Nosotros también estaremos de elecciones dentro de unas semanas, y el año que viene y al otro. La verdad es que nos pasamos la vida ciudadana en un voto (y aún hay quien considera una novedad o una asignatura pendiente el darnos la palabra) y podríamos aprovecharlo para remozar el debate sobre el papel de las instituciones, sobre las tareas que deben cumplir(nos). Sobre el sentido que tiene dotarse, en un gobierno, de una consejería de Vivienda o de Asuntos Sociales, por ejemplo, o de Educación, o de Transportes; para qué exactamente se les atribuyen competencias y se les destinan recursos personales y presupuestarios. Creo que hacer un inventario concreto, preciso, minucioso de lo que cabe esperar y exigirle a cada institución contribuiría a animar, en el buen sentido, nuestra vida política y a reforzar no sólo el interés de la ciudadanía por los asuntos públicos, sino su implicación. Porque también la ciudadanía tiene deberes, naturalmente; también tiene que arrimar el hombro y no sólo el cazo a la cosa y casa pública.

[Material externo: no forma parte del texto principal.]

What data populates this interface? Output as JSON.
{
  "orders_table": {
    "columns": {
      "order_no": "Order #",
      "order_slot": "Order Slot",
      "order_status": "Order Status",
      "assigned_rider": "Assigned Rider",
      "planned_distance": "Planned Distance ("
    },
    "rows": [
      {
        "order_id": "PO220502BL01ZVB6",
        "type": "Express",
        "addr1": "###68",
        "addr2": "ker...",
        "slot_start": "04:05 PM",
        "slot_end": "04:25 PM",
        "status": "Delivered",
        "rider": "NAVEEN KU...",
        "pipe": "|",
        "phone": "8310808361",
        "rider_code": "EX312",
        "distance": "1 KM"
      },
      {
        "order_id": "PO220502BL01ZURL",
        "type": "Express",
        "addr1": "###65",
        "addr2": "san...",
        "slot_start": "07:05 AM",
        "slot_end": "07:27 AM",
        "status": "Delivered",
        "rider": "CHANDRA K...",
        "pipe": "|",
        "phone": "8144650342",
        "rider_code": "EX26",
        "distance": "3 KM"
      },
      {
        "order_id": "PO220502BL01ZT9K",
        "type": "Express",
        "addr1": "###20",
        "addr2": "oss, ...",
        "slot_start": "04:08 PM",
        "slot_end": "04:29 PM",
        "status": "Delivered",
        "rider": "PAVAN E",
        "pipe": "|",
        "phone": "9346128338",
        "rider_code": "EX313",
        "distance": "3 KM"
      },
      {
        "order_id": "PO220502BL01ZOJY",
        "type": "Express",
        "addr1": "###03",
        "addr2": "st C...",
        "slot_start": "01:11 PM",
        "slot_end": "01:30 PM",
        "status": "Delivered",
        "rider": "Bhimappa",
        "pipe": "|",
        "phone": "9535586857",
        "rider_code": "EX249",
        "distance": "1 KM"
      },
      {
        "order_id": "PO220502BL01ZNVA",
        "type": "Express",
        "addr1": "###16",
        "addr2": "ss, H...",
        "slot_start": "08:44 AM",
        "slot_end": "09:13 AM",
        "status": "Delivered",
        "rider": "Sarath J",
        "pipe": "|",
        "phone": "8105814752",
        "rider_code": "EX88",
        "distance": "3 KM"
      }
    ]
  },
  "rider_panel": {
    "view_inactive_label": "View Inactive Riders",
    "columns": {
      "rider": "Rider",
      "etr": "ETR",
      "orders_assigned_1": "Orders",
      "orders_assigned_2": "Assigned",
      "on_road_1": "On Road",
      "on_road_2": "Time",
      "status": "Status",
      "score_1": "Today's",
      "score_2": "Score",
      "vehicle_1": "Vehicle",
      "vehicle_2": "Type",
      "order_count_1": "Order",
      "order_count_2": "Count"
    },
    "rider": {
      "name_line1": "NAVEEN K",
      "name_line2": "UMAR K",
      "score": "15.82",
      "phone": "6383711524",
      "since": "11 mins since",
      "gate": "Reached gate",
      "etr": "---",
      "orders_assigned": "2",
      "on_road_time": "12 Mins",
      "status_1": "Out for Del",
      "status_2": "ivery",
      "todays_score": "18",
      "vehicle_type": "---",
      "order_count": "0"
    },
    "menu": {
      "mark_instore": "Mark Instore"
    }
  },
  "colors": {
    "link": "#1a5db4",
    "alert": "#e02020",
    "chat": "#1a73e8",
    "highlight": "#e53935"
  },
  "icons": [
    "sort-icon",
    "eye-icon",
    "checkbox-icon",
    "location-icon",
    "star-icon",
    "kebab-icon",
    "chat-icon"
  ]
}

La madurez personal, ya se sabe, consiste en asumir la propia vida y sus causalidades, disfrutar de o apechugar con los efectos y las consecuencias de nuestros actos, pero la madurez democrática no se representa sólo en la responsabilidad de los ciudadanos, sino, fundamentalmente, en la de las instituciones a las que éstos confieren, confían, la gestión de los asuntos comunes. El ciudadano responsable y maduro entiende, por ejemplo, que cuando circula por una autopista debe respetar las señales, los códigos, los límites, y que infringir las normas supone, consecuentemente, aceptar la pertinencia de la sanción. Pero la madurez democrática exige también que la Administración encargada del tráfico mantenga el firme en condiciones, señalice y alumbre como es debido, abra los preceptivos carriles de seguridad para que la gente no tenga que circular encajonada, jugándose la vida. Es decir, cumpla con el deber para el que se ha creado y presupuestado su departamento. Y lo mismo con todo, con la sanidad, la cultura, la vivienda. La educación.

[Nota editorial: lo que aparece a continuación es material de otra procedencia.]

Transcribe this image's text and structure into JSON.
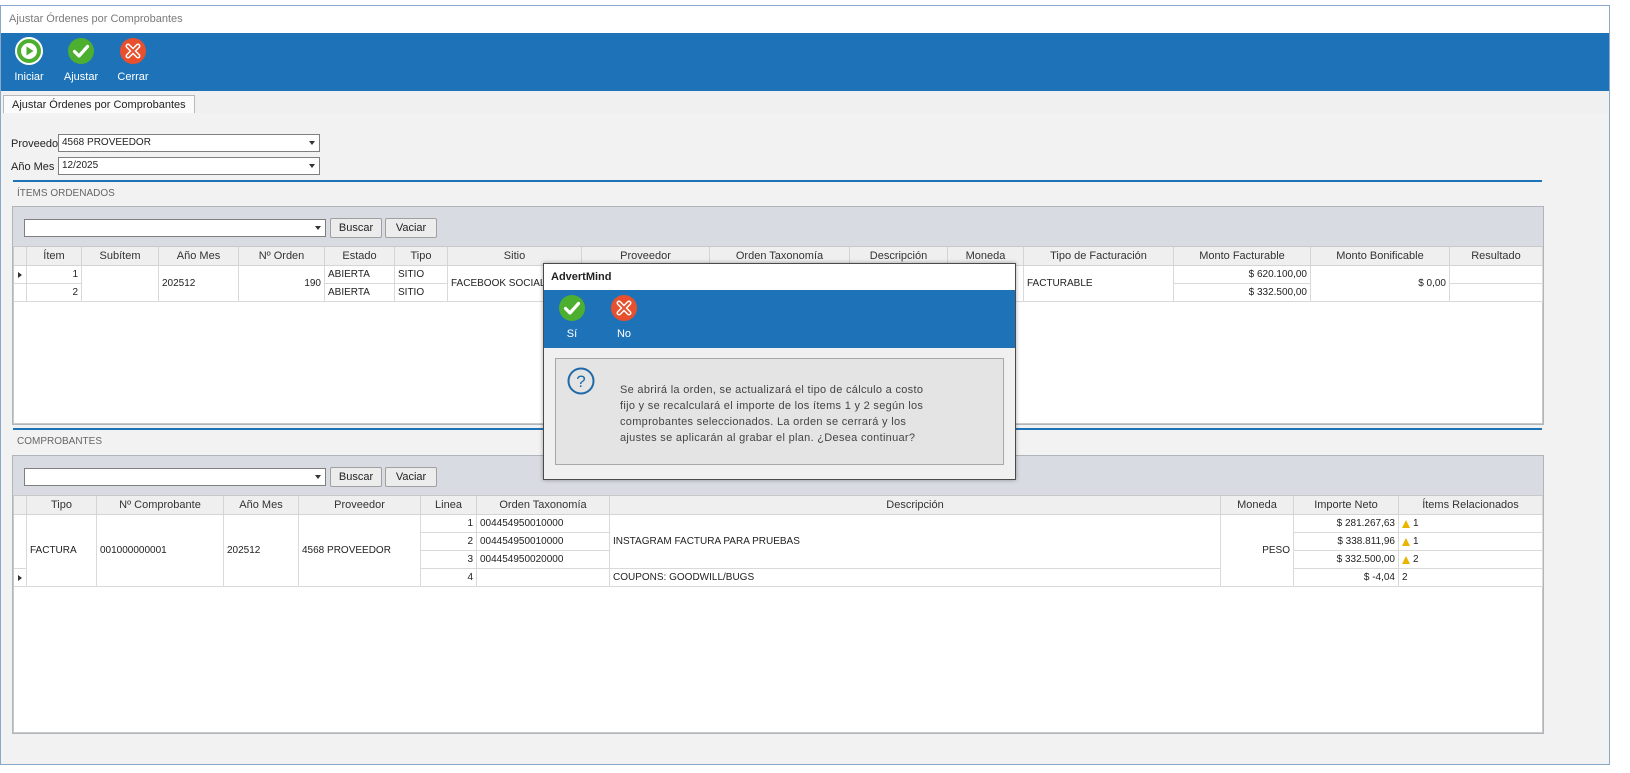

Hace poco, en ese programa concurso de ETB donde a diario se exhiben las lagunas culturales de nuestros jóvenes, a un chico le preguntaron -a cambio de no sé cuántos miles de euros- la capital de Suiza. No supo contestar. Estoy dispuesta a aceptar que ese chico tiene una parte de responsabilidad en su ignorancia, pero no toda, ni siquiera la porción más sustancial que, en mi opinión, corresponde a un sistema educativo organizado, curriculizado (palabra que se parece, desde más de una arista, a ridiculizado), gestionado desde el poder. Después de años y años y años de educación obligatoria, esos jóvenes que exhibe a diario nuestra televisión no saben la capital de Suiza, ni la capital de casi nada, ni casi nada capital. La extensión de esa ignorancia excluye el recurso a las respuestas singulares o a la excepcionalidad. La falta de conocimientos es la norma, y demasiado profunda como para no ver en ella un fallo del sistema. O la evidencia misma del incumplimiento de un deber institucionalizado, de una responsabilidad pública. Incumplimiento que personalmente identifico con una dramática expropiación.